The United States is in a terrible state after 200 years of "free enterprise". You can exclude 45 million poor Americans who have no healthcare coverage and then say their coverage as a nation is better. Even on those grounds I would dispute what you are saying. It has exploited entire nations of people, despoiled the environment, and destroyed many of its natural heritages all in the name of "free enterprise".

Democracy is so weak in the United States that it is only the Supreme Court that had the guts to say you ought not to be able to buy political parties with campaign contributions.
Read this thread

Just for the record I do not condider the USSR a communist state either but it was a communist form of economic managemment that brought it its great successes. The failures are just as easily atrtribted to totalitarian and homicidal behavior of the dictator, Stalin.

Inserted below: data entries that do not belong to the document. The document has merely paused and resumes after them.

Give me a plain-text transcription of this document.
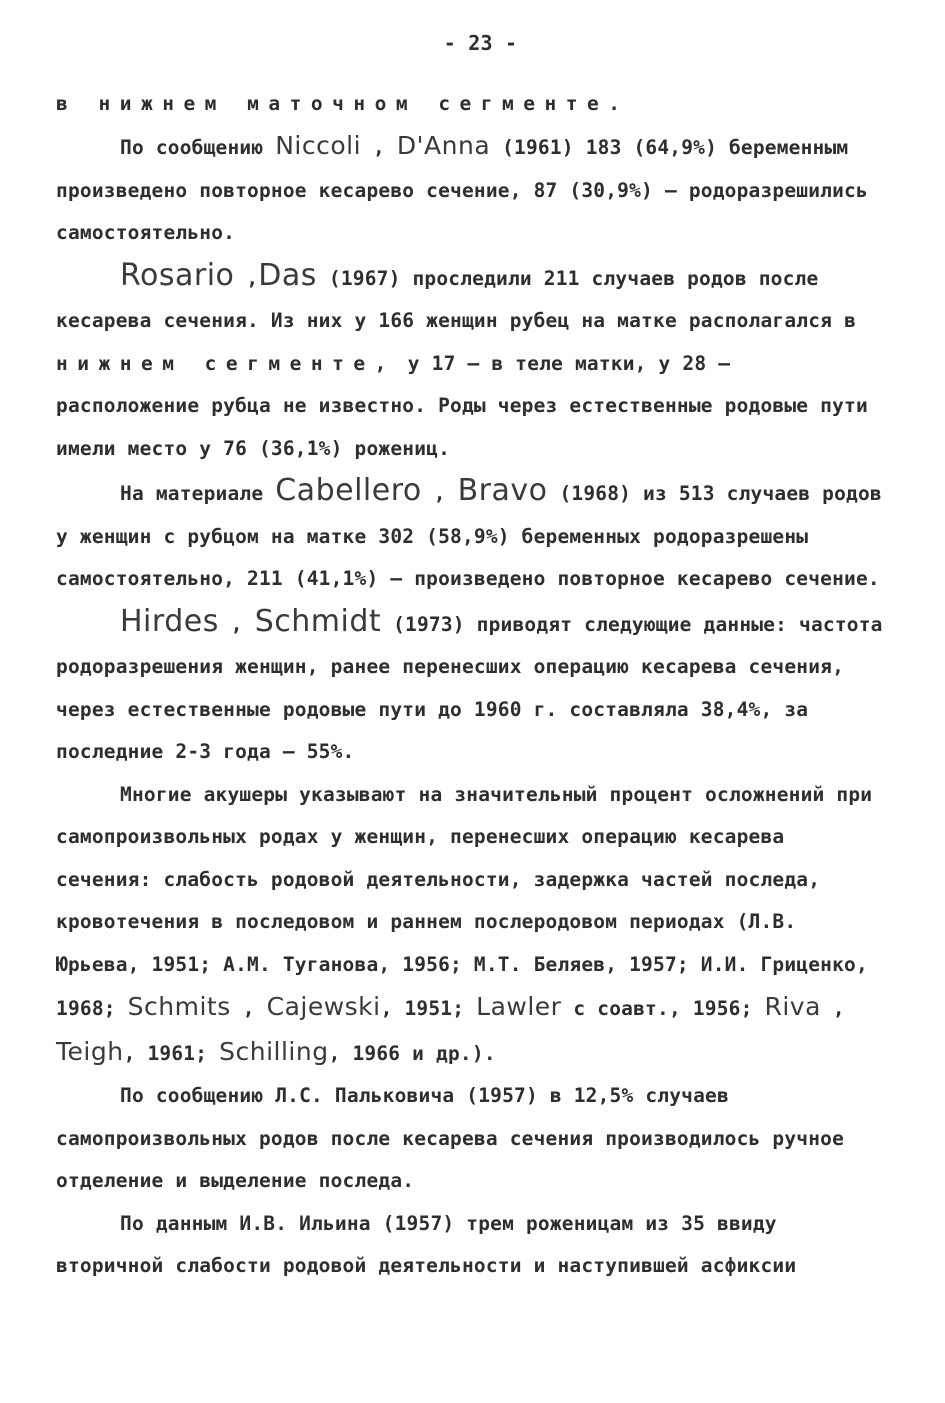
- 23 -

в нижнем маточном сегменте.

По сообщению Niccoli , D'Anna (1961) 183 (64,9%) беременным произведено повторное кесарево сечение, 87 (30,9%) – родоразрешились самостоятельно.

Rosario ,Das (1967) проследили 211 случаев родов после кесарева сечения. Из них у 166 женщин рубец на матке располагался в нижнем сегменте, у 17 – в теле матки, у 28 – расположение рубца не известно. Роды через естественные родовые пути имели место у 76 (36,1%) рожениц.

На материале Cabellero , Bravo (1968) из 513 случаев родов у женщин с рубцом на матке 302 (58,9%) беременных родоразрешены самостоятельно, 211 (41,1%) – произведено повторное кесарево сечение.

Hirdes , Schmidt (1973) приводят следующие данные: частота родоразрешения женщин, ранее перенесших операцию кесарева сечения, через естественные родовые пути до 1960 г. составляла 38,4%, за последние 2-3 года – 55%.

Многие акушеры указывают на значительный процент осложнений при самопроизвольных родах у женщин, перенесших операцию кесарева сечения: слабость родовой деятельности, задержка частей последа, кровотечения в последовом и раннем послеродовом периодах (Л.В. Юрьева, 1951; А.М. Туганова, 1956; М.Т. Беляев, 1957; И.И. Гриценко, 1968; Schmits , Cajewski, 1951; Lawler с соавт., 1956; Riva , Teigh, 1961; Schilling, 1966 и др.).

По сообщению Л.С. Пальковича (1957) в 12,5% случаев самопроизвольных родов после кесарева сечения производилось ручное отделение и выделение последа.

По данным И.В. Ильина (1957) трем роженицам из 35 ввиду вторичной слабости родовой деятельности и наступившей асфиксии
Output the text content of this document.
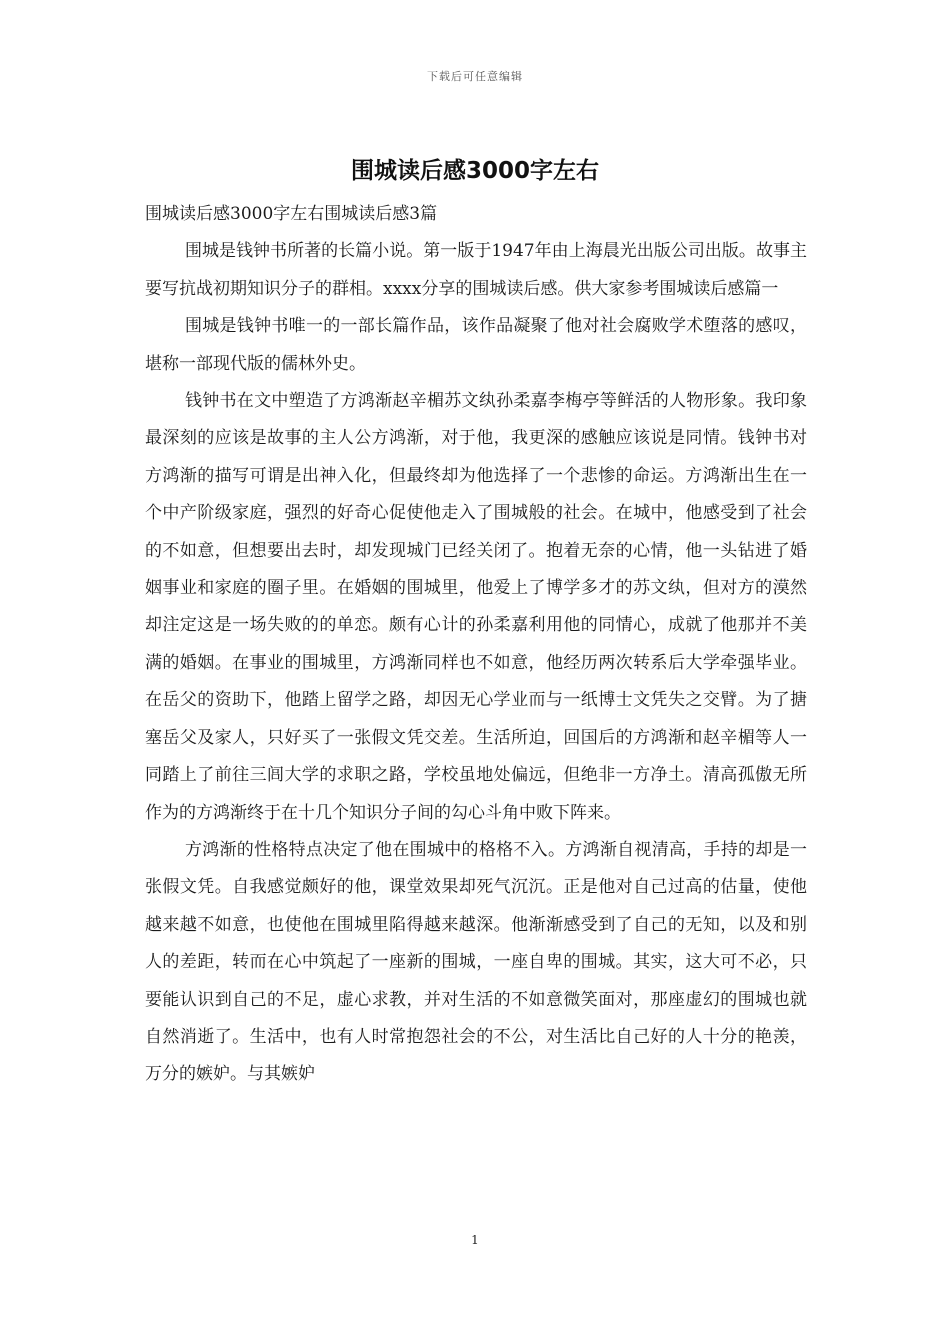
下载后可任意编辑
围城读后感3000字左右

围城读后感3000字左右围城读后感3篇

围城是钱钟书所著的长篇小说。第一版于1947年由上海晨光出版公司出版。故事主要写抗战初期知识分子的群相。xxxx分享的围城读后感。供大家参考围城读后感篇一

围城是钱钟书唯一的一部长篇作品，该作品凝聚了他对社会腐败学术堕落的感叹，堪称一部现代版的儒林外史。

钱钟书在文中塑造了方鸿渐赵辛楣苏文纨孙柔嘉李梅亭等鲜活的人物形象。我印象最深刻的应该是故事的主人公方鸿渐，对于他，我更深的感触应该说是同情。钱钟书对方鸿渐的描写可谓是出神入化，但最终却为他选择了一个悲惨的命运。方鸿渐出生在一个中产阶级家庭，强烈的好奇心促使他走入了围城般的社会。在城中，他感受到了社会的不如意，但想要出去时，却发现城门已经关闭了。抱着无奈的心情，他一头钻进了婚姻事业和家庭的圈子里。在婚姻的围城里，他爱上了博学多才的苏文纨，但对方的漠然却注定这是一场失败的的单恋。颇有心计的孙柔嘉利用他的同情心，成就了他那并不美满的婚姻。在事业的围城里，方鸿渐同样也不如意，他经历两次转系后大学牵强毕业。在岳父的资助下，他踏上留学之路，却因无心学业而与一纸博士文凭失之交臂。为了搪塞岳父及家人，只好买了一张假文凭交差。生活所迫，回国后的方鸿渐和赵辛楣等人一同踏上了前往三闾大学的求职之路，学校虽地处偏远，但绝非一方净土。清高孤傲无所作为的方鸿渐终于在十几个知识分子间的勾心斗角中败下阵来。

方鸿渐的性格特点决定了他在围城中的格格不入。方鸿渐自视清高，手持的却是一张假文凭。自我感觉颇好的他，课堂效果却死气沉沉。正是他对自己过高的估量，使他越来越不如意，也使他在围城里陷得越来越深。他渐渐感受到了自己的无知，以及和别人的差距，转而在心中筑起了一座新的围城，一座自卑的围城。其实，这大可不必，只要能认识到自己的不足，虚心求教，并对生活的不如意微笑面对，那座虚幻的围城也就自然消逝了。生活中，也有人时常抱怨社会的不公，对生活比自己好的人十分的艳羡，万分的嫉妒。与其嫉妒

1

Of course there were many central plans that were not effective but as in China under the Mao dictatorship and under Rumsfeld in Iraq the horrors were almost directly the result of the lunatic fringe getting to run the show.

If the US democracy were more truly democratic it wouldn't have viewed the Russian revolution as such a threat and ganged up on it with the other European powers. It was the US ruling class that saw the Soviets as a threat. And it is they who were sucessful in overthrowuing the revolution and installing their version of a capitalist Russia.

In many ways it was the slow realization that an empowered working class would grow the economyu and make capitalsin more productive that resulted in the gradual emancipation of labour in thetwentieth century. Commie propoganda both hindered and helped the movemnent and still does.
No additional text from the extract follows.